W3C home > Mailing lists > Public > www-dom@w3.org > July to September 1998

Re: Document cleanup suggestions

From: John Cowan <cowan@locke.ccil.org>
Date: Mon, 17 Aug 1998 15:10:48 -0400
Message-ID: <35D88037.1F58DD80@locke.ccil.org>
To: DOM List <www-dom@w3.org>
Some time ago, keshlam@us.ibm.com wrote:

> CDATA: this interface is-a Text. That means it implements the split and
> join operations, and can be passed to them... which means a CDATA could be
> passed to Text.joinText, or vice versa. The spec doesn't mention this, and
> probably should point out that the result of such a combination, if it
> works at all, would probably have to be a CDATA due to the risk of
> containing characters that normal Text can't.

Actually, Text (and for that matter CData) can contain any characters
whatsoever.  It just happens that when you *write out* a Text or CData
object you need to canonicalize it, and in different ways.  This is not
something that the current DOM has specific interfaces for.

This is a consequence of the fact that Text objects contain character
data, not markup.

> There is, of course, a hazard involved in CDATA: since it can legitimately
> contain both > and ] characters, it's possible that during editing of the
> DOM we might manage to introduce ]]> into its text contents. This would
> yield bad XML when written out since that's the CDATA terminating sequence.

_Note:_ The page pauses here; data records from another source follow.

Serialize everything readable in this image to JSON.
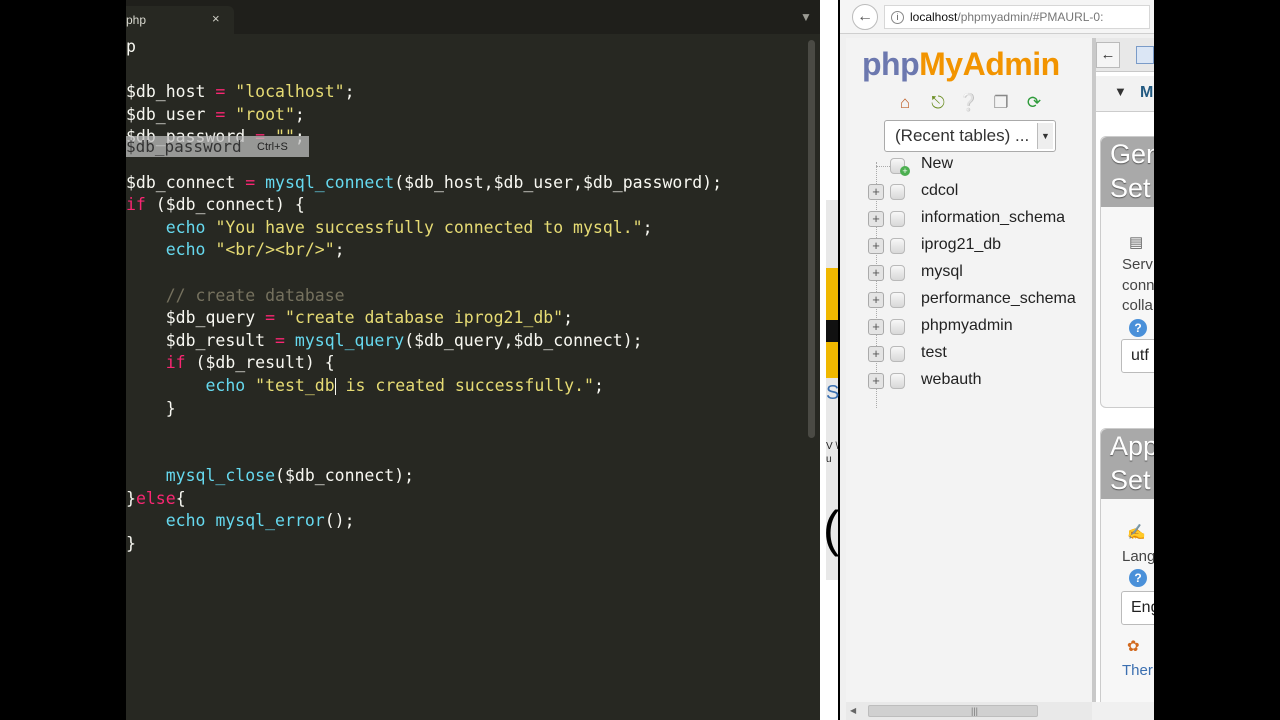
{
  "editor": {
    "tab_label": "php",
    "tab_close": "×",
    "tab_menu": "▼",
    "code_lines": [
      [
        {
          "c": "plain",
          "t": "p"
        }
      ],
      [],
      [
        {
          "c": "var",
          "t": "$db_host"
        },
        {
          "c": "op",
          "t": " = "
        },
        {
          "c": "str",
          "t": "\"localhost\""
        },
        {
          "c": "plain",
          "t": ";"
        }
      ],
      [
        {
          "c": "var",
          "t": "$db_user"
        },
        {
          "c": "op",
          "t": " = "
        },
        {
          "c": "str",
          "t": "\"root\""
        },
        {
          "c": "plain",
          "t": ";"
        }
      ],
      [
        {
          "c": "var",
          "t": "$db_password"
        },
        {
          "c": "op",
          "t": " = "
        },
        {
          "c": "str",
          "t": "\"\""
        },
        {
          "c": "plain",
          "t": ";"
        }
      ],
      [],
      [
        {
          "c": "var",
          "t": "$db_connect"
        },
        {
          "c": "op",
          "t": " = "
        },
        {
          "c": "fn",
          "t": "mysql_connect"
        },
        {
          "c": "plain",
          "t": "($db_host,$db_user,$db_password);"
        }
      ],
      [
        {
          "c": "kw",
          "t": "if"
        },
        {
          "c": "plain",
          "t": " ($db_connect) {"
        }
      ],
      [
        {
          "c": "plain",
          "t": "    "
        },
        {
          "c": "fn",
          "t": "echo"
        },
        {
          "c": "plain",
          "t": " "
        },
        {
          "c": "str",
          "t": "\"You have successfully connected to mysql.\""
        },
        {
          "c": "plain",
          "t": ";"
        }
      ],
      [
        {
          "c": "plain",
          "t": "    "
        },
        {
          "c": "fn",
          "t": "echo"
        },
        {
          "c": "plain",
          "t": " "
        },
        {
          "c": "str",
          "t": "\"<br/><br/>\""
        },
        {
          "c": "plain",
          "t": ";"
        }
      ],
      [],
      [
        {
          "c": "plain",
          "t": "    "
        },
        {
          "c": "cm",
          "t": "// create database"
        }
      ],
      [
        {
          "c": "plain",
          "t": "    "
        },
        {
          "c": "var",
          "t": "$db_query"
        },
        {
          "c": "op",
          "t": " = "
        },
        {
          "c": "str",
          "t": "\"create database iprog21_db\""
        },
        {
          "c": "plain",
          "t": ";"
        }
      ],
      [
        {
          "c": "plain",
          "t": "    "
        },
        {
          "c": "var",
          "t": "$db_result"
        },
        {
          "c": "op",
          "t": " = "
        },
        {
          "c": "fn",
          "t": "mysql_query"
        },
        {
          "c": "plain",
          "t": "($db_query,$db_connect);"
        }
      ],
      [
        {
          "c": "plain",
          "t": "    "
        },
        {
          "c": "kw",
          "t": "if"
        },
        {
          "c": "plain",
          "t": " ($db_result) {"
        }
      ],
      [
        {
          "c": "plain",
          "t": "        "
        },
        {
          "c": "fn",
          "t": "echo"
        },
        {
          "c": "plain",
          "t": " "
        },
        {
          "c": "str",
          "t": "\"test_db is created successfully.\""
        },
        {
          "c": "plain",
          "t": ";"
        }
      ],
      [
        {
          "c": "plain",
          "t": "    }"
        }
      ],
      [],
      [],
      [
        {
          "c": "plain",
          "t": "    "
        },
        {
          "c": "fn",
          "t": "mysql_close"
        },
        {
          "c": "plain",
          "t": "($db_connect);"
        }
      ],
      [
        {
          "c": "plain",
          "t": "}"
        },
        {
          "c": "kw",
          "t": "else"
        },
        {
          "c": "plain",
          "t": "{"
        }
      ],
      [
        {
          "c": "plain",
          "t": "    "
        },
        {
          "c": "fn",
          "t": "echo"
        },
        {
          "c": "plain",
          "t": " "
        },
        {
          "c": "fn",
          "t": "mysql_error"
        },
        {
          "c": "plain",
          "t": "();"
        }
      ],
      [
        {
          "c": "plain",
          "t": "}"
        }
      ]
    ],
    "tooltip_text": "$db_password",
    "tooltip_shortcut": "Ctrl+S"
  },
  "browser": {
    "back_icon": "back-arrow-icon",
    "url_host": "localhost",
    "url_path": "/phpmyadmin/#PMAURL-0:",
    "info_glyph": "i"
  },
  "pma": {
    "logo_php": "php",
    "logo_my": "My",
    "logo_admin": "Admin",
    "recent_tables": "(Recent tables) ...",
    "new_label": "New",
    "databases": [
      "cdcol",
      "information_schema",
      "iprog21_db",
      "mysql",
      "performance_schema",
      "phpmyadmin",
      "test",
      "webauth"
    ],
    "quick_icons": [
      "home-icon",
      "logout-icon",
      "help-icon",
      "docs-icon",
      "reload-icon"
    ],
    "main_menu_letter": "M",
    "section1_title_1": "Gen",
    "section1_title_2": "Set",
    "section1_lines": [
      "Serv",
      "conn",
      "colla"
    ],
    "section1_input": "utf",
    "section2_title_1": "App",
    "section2_title_2": "Set",
    "section2_lang": "Lang",
    "section2_input": "Eng",
    "section2_theme": "Ther"
  },
  "left_window_fragment": {
    "text_s": "S",
    "text_lines": [
      "V \\",
      "u"
    ],
    "big_glyph": "("
  },
  "colors": {
    "editor_bg": "#272822",
    "keyword": "#f92672",
    "string": "#e6db74",
    "function": "#66d9ef",
    "comment": "#75715e",
    "pma_blue": "#6c78af",
    "pma_orange": "#f29400"
  }
}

Only if your writeOut method is unacceptably naive.  The writeOut method for
Text-not-CData objects should emit "<" as "&lt;" and "&" as "&amp;", and the
writeOut method for CData should emit "]]>" as "]]&gt;".

> But short of testing the characters on either side of the editing point
> every time we modify its contents, I don't see how we can prevent this. Do
> we want to commit to doing that check -- and if so, what do we do when we
> find that the user has asked us to break the document? (The hazard exists
> both for inserts and for deletion, of course; CDATA just isn't all that
> robust.)

The only thing that can "break the document" is an attempt to insert
characters that aren't Chars by the XML rules; i.e. non-Unicode values.

-- 
John Cowan	http://www.ccil.org/~cowan		cowan@ccil.org
	You tollerday donsk?  N.  You tolkatiff scowegian?  Nn.
	You spigotty anglease?  Nnn.  You phonio saxo?  Nnnn.